Se cumplen hoy cuarenta y dos años de la muerte de John Lennon o, para ser más exactos, de su asesinato. Yo tenía entonces trece años, pero ya sabía bien quién era Lennon o, mejor, quién había sido, porque llevaba cinco años apartado del mundanal ruido, dedicado de lleno al cuidado de su casa y del pequeño Sean, el hijo que tuvo con Yoko Ono. Precisamente, cuando lo mataron, estaba comenzando a promocionar el disco con el que regresaba a la música y, por ende, a la vida pública. Recuerdo bien cómo me enteré de su asesinato. Eran las tres y media de la tarde. Entré en el cuarto de estar de mi casa para despedirme de mis padres antes de ir al colegio (en aquella época también teníamos clase por las tardes) y entonces lo oí y lo vi en la televisión, en la que estaba terminando el Telediario. Se ha escrito mucho sobre si el asesinato del cantante fue algo más que la obra de un loco. Para muchos, se trató de un magnicidio perpetrado por el Gobierno de los EEUU, que temía que, con su vuelta a la música, el exbeatle pretendiese también regresar al activismo político y lo pusiera en apuros. Sin ser refractario en absoluto a las teorías conspiratorias, me resulta difícil creer en esta, entre otras cosas porque me parecería más lógico que el Gobierno estadounidense lo hubiera hecho matar unos años antes, cuando efectivamente andaba revolucionando a la gente.

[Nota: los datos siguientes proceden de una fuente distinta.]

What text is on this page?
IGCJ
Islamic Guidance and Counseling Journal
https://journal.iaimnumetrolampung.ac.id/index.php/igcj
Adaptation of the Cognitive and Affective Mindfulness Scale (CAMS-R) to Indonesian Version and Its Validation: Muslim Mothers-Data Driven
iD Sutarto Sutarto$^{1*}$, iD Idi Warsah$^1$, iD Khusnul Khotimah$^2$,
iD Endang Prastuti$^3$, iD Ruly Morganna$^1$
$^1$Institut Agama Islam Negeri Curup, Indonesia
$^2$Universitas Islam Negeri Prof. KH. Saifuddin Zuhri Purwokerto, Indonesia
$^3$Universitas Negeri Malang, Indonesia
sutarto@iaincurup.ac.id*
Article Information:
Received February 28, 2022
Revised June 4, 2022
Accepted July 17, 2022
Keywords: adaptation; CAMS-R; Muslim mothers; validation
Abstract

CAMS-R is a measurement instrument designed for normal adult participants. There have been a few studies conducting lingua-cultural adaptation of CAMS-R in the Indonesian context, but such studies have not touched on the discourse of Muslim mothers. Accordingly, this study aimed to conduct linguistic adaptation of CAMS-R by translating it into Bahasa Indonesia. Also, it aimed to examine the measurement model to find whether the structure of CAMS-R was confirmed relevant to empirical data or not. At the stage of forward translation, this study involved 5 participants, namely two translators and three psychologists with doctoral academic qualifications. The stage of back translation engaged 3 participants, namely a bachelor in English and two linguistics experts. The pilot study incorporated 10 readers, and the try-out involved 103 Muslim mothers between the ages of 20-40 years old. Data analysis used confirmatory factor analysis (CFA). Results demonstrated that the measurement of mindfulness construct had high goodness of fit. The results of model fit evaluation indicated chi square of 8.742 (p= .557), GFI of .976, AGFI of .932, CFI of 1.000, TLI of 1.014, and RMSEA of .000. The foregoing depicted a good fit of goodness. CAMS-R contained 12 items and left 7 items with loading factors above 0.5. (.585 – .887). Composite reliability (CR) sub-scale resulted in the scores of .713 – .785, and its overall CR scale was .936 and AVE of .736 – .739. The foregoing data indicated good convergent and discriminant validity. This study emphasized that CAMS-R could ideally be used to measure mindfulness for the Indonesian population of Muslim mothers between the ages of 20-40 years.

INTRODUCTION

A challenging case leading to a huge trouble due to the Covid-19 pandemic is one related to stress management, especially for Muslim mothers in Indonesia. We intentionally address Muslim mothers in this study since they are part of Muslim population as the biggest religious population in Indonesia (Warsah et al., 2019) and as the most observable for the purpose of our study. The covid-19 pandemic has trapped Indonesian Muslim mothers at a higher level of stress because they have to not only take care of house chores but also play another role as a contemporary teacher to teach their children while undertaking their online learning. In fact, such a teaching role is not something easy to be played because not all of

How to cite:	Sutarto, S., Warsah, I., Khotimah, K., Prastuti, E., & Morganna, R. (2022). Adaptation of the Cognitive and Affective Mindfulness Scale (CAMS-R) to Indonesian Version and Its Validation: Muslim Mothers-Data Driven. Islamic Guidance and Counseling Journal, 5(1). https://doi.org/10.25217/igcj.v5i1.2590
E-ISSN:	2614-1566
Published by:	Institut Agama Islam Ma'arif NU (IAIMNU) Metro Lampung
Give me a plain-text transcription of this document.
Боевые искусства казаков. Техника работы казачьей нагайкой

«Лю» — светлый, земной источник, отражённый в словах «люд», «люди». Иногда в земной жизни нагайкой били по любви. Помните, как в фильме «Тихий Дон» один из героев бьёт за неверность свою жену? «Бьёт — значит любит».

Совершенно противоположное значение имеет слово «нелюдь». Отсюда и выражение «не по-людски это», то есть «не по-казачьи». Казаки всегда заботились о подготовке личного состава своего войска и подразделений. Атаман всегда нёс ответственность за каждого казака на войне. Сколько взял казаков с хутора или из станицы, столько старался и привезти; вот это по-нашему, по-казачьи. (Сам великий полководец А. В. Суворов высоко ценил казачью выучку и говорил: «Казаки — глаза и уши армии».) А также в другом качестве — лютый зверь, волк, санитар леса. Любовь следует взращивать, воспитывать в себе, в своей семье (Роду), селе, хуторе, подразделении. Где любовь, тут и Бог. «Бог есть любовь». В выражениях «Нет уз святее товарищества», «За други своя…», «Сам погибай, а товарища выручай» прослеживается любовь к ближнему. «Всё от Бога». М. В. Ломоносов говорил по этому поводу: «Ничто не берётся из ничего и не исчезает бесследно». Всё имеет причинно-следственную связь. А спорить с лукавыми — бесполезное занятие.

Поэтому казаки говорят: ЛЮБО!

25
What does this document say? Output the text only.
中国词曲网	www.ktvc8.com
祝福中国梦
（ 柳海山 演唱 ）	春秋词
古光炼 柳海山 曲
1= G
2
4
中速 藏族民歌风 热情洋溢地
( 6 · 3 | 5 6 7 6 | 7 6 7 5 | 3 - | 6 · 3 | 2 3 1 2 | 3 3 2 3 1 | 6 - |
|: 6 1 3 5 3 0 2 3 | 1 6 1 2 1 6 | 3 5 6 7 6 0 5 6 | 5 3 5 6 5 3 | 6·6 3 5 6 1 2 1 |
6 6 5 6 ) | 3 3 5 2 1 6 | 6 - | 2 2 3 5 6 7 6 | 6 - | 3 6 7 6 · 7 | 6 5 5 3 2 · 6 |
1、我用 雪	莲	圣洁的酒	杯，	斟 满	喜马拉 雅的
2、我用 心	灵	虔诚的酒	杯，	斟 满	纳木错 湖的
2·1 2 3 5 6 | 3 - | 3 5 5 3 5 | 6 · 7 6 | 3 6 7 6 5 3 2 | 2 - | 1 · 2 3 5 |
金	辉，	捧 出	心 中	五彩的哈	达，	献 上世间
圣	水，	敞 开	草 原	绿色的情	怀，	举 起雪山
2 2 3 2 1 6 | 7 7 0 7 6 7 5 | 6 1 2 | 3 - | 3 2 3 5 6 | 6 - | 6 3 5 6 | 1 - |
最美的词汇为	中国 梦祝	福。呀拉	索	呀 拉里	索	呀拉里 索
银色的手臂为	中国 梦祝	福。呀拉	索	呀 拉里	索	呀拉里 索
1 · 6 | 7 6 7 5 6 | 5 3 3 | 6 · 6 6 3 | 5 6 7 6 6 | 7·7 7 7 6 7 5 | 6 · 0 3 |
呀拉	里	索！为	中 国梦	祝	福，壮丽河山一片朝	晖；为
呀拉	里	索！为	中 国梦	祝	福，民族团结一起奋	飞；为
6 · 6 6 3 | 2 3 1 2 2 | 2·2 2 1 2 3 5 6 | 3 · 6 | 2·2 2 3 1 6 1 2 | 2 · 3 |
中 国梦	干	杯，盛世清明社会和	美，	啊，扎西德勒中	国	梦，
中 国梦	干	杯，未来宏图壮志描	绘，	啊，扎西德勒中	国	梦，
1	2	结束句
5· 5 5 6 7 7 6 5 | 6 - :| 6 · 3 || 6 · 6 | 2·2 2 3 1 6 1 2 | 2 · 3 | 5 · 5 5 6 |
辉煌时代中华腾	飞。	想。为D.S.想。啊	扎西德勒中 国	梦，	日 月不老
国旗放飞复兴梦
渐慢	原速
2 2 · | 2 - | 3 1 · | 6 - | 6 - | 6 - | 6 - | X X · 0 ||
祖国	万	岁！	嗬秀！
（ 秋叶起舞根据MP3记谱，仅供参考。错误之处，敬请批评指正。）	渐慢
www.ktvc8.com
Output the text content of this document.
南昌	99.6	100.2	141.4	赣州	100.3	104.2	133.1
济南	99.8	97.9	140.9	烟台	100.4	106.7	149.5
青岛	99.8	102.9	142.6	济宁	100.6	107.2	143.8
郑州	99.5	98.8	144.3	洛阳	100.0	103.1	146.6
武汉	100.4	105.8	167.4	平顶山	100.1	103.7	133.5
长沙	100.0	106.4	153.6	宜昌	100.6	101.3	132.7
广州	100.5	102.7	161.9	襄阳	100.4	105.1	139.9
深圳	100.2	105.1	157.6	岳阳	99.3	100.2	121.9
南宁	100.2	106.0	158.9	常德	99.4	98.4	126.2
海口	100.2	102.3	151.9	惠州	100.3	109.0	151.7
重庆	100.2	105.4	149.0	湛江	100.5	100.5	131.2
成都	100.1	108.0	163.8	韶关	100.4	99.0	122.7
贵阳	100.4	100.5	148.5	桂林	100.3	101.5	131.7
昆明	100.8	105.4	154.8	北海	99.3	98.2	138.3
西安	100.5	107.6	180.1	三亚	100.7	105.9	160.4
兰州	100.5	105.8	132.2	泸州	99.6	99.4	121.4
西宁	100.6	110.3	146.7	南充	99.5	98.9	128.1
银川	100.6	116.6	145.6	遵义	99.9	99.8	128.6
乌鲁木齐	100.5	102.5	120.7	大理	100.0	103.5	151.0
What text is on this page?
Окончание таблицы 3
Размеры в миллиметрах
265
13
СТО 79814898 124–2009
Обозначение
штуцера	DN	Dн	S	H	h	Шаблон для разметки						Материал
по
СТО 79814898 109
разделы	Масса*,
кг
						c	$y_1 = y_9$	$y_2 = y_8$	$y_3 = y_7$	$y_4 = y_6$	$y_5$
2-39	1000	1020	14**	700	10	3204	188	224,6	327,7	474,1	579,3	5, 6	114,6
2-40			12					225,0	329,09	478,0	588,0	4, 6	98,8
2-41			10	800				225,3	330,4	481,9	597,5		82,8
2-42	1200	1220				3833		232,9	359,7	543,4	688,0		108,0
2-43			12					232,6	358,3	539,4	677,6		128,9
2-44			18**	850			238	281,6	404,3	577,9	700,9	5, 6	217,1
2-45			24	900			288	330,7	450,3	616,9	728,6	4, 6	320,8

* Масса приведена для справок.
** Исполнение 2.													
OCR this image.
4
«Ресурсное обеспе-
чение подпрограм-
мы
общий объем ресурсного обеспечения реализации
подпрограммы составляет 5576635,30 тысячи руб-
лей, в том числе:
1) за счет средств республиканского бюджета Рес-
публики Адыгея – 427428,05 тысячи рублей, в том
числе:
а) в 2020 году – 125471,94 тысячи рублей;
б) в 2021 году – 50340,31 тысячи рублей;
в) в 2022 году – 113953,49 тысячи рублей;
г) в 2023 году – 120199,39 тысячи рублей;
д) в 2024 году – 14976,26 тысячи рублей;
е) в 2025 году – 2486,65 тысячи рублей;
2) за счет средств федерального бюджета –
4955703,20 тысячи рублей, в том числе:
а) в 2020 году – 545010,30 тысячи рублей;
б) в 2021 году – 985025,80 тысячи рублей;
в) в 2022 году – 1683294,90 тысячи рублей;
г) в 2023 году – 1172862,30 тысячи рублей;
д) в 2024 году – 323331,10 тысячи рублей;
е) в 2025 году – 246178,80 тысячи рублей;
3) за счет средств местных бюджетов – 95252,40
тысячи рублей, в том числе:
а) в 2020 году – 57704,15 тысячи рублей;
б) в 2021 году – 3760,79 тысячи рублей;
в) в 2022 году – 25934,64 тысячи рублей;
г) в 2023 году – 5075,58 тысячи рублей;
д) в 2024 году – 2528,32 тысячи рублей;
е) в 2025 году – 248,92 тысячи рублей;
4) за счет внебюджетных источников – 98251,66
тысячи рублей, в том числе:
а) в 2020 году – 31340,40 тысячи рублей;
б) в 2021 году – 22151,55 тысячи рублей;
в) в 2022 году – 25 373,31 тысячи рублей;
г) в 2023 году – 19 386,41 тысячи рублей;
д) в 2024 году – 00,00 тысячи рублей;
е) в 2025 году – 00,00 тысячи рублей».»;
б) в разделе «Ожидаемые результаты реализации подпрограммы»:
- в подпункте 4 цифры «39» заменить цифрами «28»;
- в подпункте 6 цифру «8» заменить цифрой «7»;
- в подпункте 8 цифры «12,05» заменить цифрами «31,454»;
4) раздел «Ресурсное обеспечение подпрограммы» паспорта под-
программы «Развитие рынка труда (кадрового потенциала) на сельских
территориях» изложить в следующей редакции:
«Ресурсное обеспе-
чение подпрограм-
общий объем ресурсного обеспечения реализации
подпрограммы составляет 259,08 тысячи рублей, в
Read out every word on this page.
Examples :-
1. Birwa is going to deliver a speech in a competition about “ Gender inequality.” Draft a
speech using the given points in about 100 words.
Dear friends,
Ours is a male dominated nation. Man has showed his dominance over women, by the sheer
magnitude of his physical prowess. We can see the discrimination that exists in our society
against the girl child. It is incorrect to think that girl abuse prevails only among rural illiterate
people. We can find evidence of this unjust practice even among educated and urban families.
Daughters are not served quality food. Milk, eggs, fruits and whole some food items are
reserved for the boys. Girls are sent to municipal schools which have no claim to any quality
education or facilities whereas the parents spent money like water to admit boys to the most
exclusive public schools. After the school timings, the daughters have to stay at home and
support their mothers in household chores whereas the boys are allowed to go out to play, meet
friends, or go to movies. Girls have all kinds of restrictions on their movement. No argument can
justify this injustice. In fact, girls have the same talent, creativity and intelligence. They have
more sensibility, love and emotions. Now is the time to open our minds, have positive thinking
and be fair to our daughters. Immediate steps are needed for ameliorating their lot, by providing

Pero quería hablar de música y de canciones. Mis álbumes preferidos del Lennon postbeatle (no diré en solitario porque durante buena parte de su trayectoria se hizo acompañar por una banda llamada Elephant’s Memory, además de por Yoko) son el primero y el último; es decir, Plastic Ono Band y Double Fantasy. Aquel es un disco conceptual asombroso, una dolorosa catarsis de sus traumas y fantasmas infantiles, mientras que este muestra el lado más íntimo, familiar y tierno del músico; un auténtico canto a la felicidad de la vida familiar que irritó a algunos (de hecho, Mark Chapman, el asesino de Lennon, afirmó alguna vez que lo había matado porque le decepcionó por eso).
Si tengo que escoger una canción con la que recordar hoy a Lennon propondría, más allá de la inevitable Imagine y de tantas otras excelentes (Mother, Mind games, Woman, etc., etc.), God, del Plastic Ono Band. Es un tema insólito en el pop, porque habla de Dios y además de una manera muy filosófica. Ese en la que dice que no cree en Jesús –ni en Buda, ni en Yoga, nin en Hitler, ni en Kennedy, ni en Elvis–, pero que sobre todo tiene un arranque de una profundidad asombrosa: “Dios es un concepto por el que medimos nuestro dolor”. Recordemos que un poco antes, el todavía beatle había hecho en una entrevista una declaraciones escandalosas por las que muchos antigos seguidores pasaron a boicotear al grupo: “El cristianismo se irá. Va a encoger y desaparecer. Ahora mismo somos más populares que Jesús”.
Pero, fascinándome God, me interesa más –y me siento más cerca de ella– otra canción sobre Dios firmada por George Harrison. No, no hablo de My sweet Lord, sino de You are the one, en la que “el beatle tranquilo”, imbuido por una profunda espiritualidad oriental, canta: “Eres el único, el verdadero amor que tengo. Eres mi amigo y cuando la vida se acaba, eres la luz en la muerte misma”.
Con todo, hay indicios para creer –así lo reflejaba no hace mucho la web Aleteia– que en los últimos días de su vida, Lennon se acercó a Dios de otra manera, mucho más estrecha y humilde. Apenas veintitantos días antes de su muerte, grabó dos canciones que parecen revelar que se había acercado a Cristo. Se trata de Help me to help myself y You saved my soul. En la primera, se repite un inequívoco “Lord” –el mismo del My sweet Lord de Harrison– y un mensaje central que dice: “Señor, ayúdame a ayudarme a mí mismo”. Según Aleteia, que se refiere a un artículo del famoso crítico Julián Ruiz, Yoko Ono ocultó durante treinta años estas canciones porque reflejaban un acercamiento a Jesús que podía ser rechazado por los fans del músico. No sería la primera vez. También Oscar Wilde y otros artistas díscolos se convirtieron al final de su vida, y algunos –incluso con la mejor intención– lo han intentado esconder por miedo a que sus admiradores no lo entendiesen y les disgustase.